Questi esemplari, che sono animati dal movimento svizzero al quarzo personalizzato Bulgari B033 e impermeabili fino a 30 metri di profondità, sono accompagnati da un bracciale, disponibile a doppia o a singola spirale, realizzato in acciaio e oro rosa a 18 carati.

Stesse dimensioni e stesse caratteristiche tecniche per il modello tutto in acciaio con il bracciale Tubogas a doppio giro – sempre con diamanti taglio brillante sulla lunetta e corona con cabochon in rubellite rosa – che propone un quadrante laccato rosso rubino con lavorazione guilloché soleil. Ma la grande novità di queste nuove edizioni è, naturalmente, lo spettacolare modello con bracciale a cinque giri, interamente realizzato in acciaio e con il quadrante nero.

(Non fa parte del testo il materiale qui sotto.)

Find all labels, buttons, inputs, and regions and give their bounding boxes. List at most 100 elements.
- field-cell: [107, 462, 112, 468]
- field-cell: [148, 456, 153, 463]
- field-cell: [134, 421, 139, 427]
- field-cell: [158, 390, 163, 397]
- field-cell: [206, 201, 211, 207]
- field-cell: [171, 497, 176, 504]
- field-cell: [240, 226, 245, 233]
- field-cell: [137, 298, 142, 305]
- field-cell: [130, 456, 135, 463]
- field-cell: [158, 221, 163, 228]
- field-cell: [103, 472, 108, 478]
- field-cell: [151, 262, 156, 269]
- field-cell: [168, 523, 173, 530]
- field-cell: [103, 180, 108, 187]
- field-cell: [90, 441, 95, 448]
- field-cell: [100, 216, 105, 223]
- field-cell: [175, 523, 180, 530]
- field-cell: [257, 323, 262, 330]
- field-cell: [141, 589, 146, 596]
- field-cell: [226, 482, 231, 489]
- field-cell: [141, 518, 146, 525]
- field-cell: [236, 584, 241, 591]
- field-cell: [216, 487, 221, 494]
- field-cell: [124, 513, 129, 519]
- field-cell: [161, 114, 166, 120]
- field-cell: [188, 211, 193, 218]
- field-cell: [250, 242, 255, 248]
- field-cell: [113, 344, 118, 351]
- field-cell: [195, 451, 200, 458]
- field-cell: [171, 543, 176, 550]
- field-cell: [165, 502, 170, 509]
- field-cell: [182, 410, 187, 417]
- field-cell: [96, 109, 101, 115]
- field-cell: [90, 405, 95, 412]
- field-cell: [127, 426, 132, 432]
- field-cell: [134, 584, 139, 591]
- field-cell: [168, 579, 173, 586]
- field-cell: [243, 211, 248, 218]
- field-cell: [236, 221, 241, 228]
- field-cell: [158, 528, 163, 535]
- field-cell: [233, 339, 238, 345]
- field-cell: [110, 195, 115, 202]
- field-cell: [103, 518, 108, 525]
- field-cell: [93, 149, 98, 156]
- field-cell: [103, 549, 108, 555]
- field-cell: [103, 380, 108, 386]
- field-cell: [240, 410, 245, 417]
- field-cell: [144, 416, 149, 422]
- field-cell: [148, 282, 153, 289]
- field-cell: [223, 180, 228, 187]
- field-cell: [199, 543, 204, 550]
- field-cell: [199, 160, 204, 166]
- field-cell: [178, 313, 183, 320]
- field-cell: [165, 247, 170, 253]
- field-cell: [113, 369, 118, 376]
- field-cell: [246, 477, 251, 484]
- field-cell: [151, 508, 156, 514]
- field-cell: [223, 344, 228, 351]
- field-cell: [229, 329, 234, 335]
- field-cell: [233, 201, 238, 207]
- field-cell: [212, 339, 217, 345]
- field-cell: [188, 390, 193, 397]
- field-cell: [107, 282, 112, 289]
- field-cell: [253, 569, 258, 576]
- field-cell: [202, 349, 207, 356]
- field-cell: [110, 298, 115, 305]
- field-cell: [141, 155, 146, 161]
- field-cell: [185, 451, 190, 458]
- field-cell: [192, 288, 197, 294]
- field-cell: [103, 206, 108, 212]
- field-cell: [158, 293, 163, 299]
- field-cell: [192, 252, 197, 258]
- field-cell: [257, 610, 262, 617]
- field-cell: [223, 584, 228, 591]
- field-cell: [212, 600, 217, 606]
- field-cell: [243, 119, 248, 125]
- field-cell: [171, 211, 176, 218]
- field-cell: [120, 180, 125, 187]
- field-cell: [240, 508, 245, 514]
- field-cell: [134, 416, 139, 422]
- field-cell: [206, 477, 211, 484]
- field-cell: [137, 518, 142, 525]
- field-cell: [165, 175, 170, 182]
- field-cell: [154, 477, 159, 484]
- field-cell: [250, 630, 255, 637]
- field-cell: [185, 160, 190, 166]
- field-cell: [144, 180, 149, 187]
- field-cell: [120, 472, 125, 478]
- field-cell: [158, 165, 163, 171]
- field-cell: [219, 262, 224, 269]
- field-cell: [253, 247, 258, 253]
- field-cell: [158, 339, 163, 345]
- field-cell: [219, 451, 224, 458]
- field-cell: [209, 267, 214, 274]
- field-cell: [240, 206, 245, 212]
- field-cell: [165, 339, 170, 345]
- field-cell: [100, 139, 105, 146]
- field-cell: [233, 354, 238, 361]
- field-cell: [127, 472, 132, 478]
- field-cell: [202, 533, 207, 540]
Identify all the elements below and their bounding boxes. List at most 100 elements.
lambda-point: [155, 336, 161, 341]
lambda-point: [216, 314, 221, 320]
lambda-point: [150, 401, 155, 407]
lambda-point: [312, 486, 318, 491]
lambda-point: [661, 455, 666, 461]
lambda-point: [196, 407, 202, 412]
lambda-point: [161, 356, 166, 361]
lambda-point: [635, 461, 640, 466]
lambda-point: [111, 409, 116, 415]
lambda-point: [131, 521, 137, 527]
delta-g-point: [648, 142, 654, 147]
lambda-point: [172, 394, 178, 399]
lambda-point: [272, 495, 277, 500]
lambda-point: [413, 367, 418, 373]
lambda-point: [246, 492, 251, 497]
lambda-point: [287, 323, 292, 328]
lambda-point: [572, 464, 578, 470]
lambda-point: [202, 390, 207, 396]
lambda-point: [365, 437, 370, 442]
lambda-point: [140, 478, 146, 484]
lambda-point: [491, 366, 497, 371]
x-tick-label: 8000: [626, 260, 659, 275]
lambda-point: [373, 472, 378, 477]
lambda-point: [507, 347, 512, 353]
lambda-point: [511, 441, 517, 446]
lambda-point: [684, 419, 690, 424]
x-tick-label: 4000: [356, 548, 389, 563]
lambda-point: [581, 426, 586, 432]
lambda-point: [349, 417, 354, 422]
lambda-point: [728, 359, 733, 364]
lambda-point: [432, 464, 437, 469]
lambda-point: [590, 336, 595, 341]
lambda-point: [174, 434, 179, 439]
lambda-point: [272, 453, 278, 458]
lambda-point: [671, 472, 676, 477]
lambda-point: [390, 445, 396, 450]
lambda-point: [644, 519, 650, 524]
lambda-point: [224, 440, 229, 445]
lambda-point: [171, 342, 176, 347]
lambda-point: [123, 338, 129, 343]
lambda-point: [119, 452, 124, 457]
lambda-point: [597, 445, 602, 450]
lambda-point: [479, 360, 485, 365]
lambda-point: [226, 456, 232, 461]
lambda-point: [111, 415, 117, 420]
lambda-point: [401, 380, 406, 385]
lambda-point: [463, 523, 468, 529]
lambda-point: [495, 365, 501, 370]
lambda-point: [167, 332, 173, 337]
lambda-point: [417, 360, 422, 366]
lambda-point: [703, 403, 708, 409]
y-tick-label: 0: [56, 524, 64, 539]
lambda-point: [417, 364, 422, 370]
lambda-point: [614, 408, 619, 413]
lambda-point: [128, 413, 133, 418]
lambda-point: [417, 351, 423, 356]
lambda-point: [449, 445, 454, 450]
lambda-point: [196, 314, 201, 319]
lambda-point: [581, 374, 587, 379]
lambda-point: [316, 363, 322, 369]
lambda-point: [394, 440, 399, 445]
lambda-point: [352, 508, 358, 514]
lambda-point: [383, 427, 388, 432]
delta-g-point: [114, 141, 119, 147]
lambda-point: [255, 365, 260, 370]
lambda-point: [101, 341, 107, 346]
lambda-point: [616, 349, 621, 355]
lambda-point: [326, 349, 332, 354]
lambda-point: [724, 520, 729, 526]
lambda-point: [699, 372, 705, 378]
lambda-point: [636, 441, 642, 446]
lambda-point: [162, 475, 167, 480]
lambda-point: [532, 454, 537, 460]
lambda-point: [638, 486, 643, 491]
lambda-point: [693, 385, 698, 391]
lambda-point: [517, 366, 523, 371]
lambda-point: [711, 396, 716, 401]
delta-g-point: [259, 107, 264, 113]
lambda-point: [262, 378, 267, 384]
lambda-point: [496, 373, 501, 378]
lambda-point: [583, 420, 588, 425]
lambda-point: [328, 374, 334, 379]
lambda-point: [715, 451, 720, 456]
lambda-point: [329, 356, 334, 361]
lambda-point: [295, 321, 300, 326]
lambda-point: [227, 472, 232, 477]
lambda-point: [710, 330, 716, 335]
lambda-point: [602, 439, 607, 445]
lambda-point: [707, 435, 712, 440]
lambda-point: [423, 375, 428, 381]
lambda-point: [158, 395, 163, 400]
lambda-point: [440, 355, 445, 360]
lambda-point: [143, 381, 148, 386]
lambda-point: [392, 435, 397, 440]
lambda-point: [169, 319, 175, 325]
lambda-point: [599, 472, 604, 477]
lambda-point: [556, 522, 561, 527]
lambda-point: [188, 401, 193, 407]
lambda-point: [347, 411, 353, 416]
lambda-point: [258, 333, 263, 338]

Sempre in occasione della fiera di Basilea, Bulgari ha presentato anche i nuovi esemplari della collezione Serpenti Spiga proposti con la cassa in ceramica nera o in ceramica nera e lunetta in oro rosa, entrambi con quadrante nero laccato, indici e numeri romani dorati e corona con decoro in ceramica nera taglio cabochon.

Accompagnati da un bracciale a un giro, sempre in ceramica nera con inserti in oro rosa, sono anch’essi animati dal movimento al quarzo B033 e hanno un’impermeabilità garantita fino a 3 atmosfere di pressione.